Kajian Konstitusionalitas dan Kualitas Demokrasi
“Masih konstitusional (pilkada dipilih DPRD). Andaikata pun misalkan saja kemudian ada perubahan terhadap undang-undang pelaksanaan pemilu atau pilkada, tentu bagi mereka yang merasa hal ini tidak konstitusional, ada jalurnya untuk membawa ini ke Mahkamah Konstitusi,” ujar Eddy di Kompleks Parlemen, Senayan, Jakarta, pada Senin (29/12/2025).
Eddy menjelaskan bahwa sistem pemilihan langsung saat ini memiliki sejumlah ekses negatif. Ia menyoroti praktik politik uang, politik dinasti, dan menguatnya politik identitas yang kerap mewarnai perhelatan demokrasi.

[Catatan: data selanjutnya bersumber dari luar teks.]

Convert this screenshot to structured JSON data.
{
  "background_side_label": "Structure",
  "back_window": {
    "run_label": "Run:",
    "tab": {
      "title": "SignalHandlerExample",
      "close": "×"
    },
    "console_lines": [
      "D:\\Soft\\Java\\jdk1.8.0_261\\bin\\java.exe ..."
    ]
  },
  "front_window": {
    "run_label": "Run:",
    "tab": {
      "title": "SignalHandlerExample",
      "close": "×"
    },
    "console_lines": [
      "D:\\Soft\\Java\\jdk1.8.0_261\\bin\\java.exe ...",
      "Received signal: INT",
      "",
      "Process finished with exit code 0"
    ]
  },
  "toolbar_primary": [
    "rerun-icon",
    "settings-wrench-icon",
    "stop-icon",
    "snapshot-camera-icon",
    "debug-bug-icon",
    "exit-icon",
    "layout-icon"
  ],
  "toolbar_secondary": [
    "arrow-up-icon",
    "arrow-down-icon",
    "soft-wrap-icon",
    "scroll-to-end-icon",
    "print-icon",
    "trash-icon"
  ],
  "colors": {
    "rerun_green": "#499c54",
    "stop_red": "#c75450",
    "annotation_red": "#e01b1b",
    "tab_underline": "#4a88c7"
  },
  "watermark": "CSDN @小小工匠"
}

“Kita ingin melihat bagaimana kemudian jika model itu kita kembalikan kepada model keterwakilan melalui DPRD, agar ekses-ekses tersebut bisa kemudian kita kurangi,” tuturnya.
Potensi Pro-Kontra dan Dampak Negatif Politik Uang
Meskipun demikian, Eddy mengakui bahwa usulan ini berpotensi menimbulkan pro dan kontra di masyarakat. Hal ini mengingat publik telah terbiasa dan memiliki hak untuk memilih kepala daerah secara langsung selama ini.
Namun, ia menekankan pentingnya mempertimbangkan dampak negatif yang ditimbulkan oleh sistem saat ini. “Tapi juga kalau kita lihat eksesnya, itu kita harus perhitungkan juga dampaknya itu ternyata membawa dampak negatif terhadap pendidikan politik bagi masyarakat, karena masyarakat hanya disuguhi amplop atau sembako untuk memilih siapapun yang akan menjadi calon kepala daerahnya,” ungkapnya.
Sila Keempat Pancasila dan Penguatan Demokrasi
Lebih lanjut, Eddy mengingatkan bahwa semangat pemilihan secara keterwakilan sejalan dengan Sila Keempat Pancasila, yaitu Musyawarah untuk Mufakat.
“Dan jangan lupa juga, saya bicara sebagai pimpinan MPR, bahwa kalau kita bicara pemilihan secara keterwakilan itu ada di dalam Sila Ke-4 dalam Pancasila kita, Musyawarah untuk Mufakat,” tegasnya.
Menurutnya, esensi reformasi adalah memperkuat kualitas demokrasi. Hal ini mencakup memastikan proses Pilkada mampu melahirkan pemimpin yang berkualitas dan tidak dibebani oleh kepentingan finansial atau politik sejak awal masa jabatannya.
“Kita harus melihat apakah sekarang diperlukan evaluasi terhadap sistem tersebut, yang mana saat ini tengah kami kaji, agar kualitas dari pada demokrasi kita, hasil dari pada pemilihan kepala daerah itu betul-betul meningkatkan kualitasnya dengan baik,” jelasnya.
“Dan kita bisa mendapatkan kepala daerah yang kemudian tidak perlu memiliki beban dari sejak awal dia memerintah, apakah beban keuangan, beban janji kepada sponsor dan lain-lain,” imbuhnya.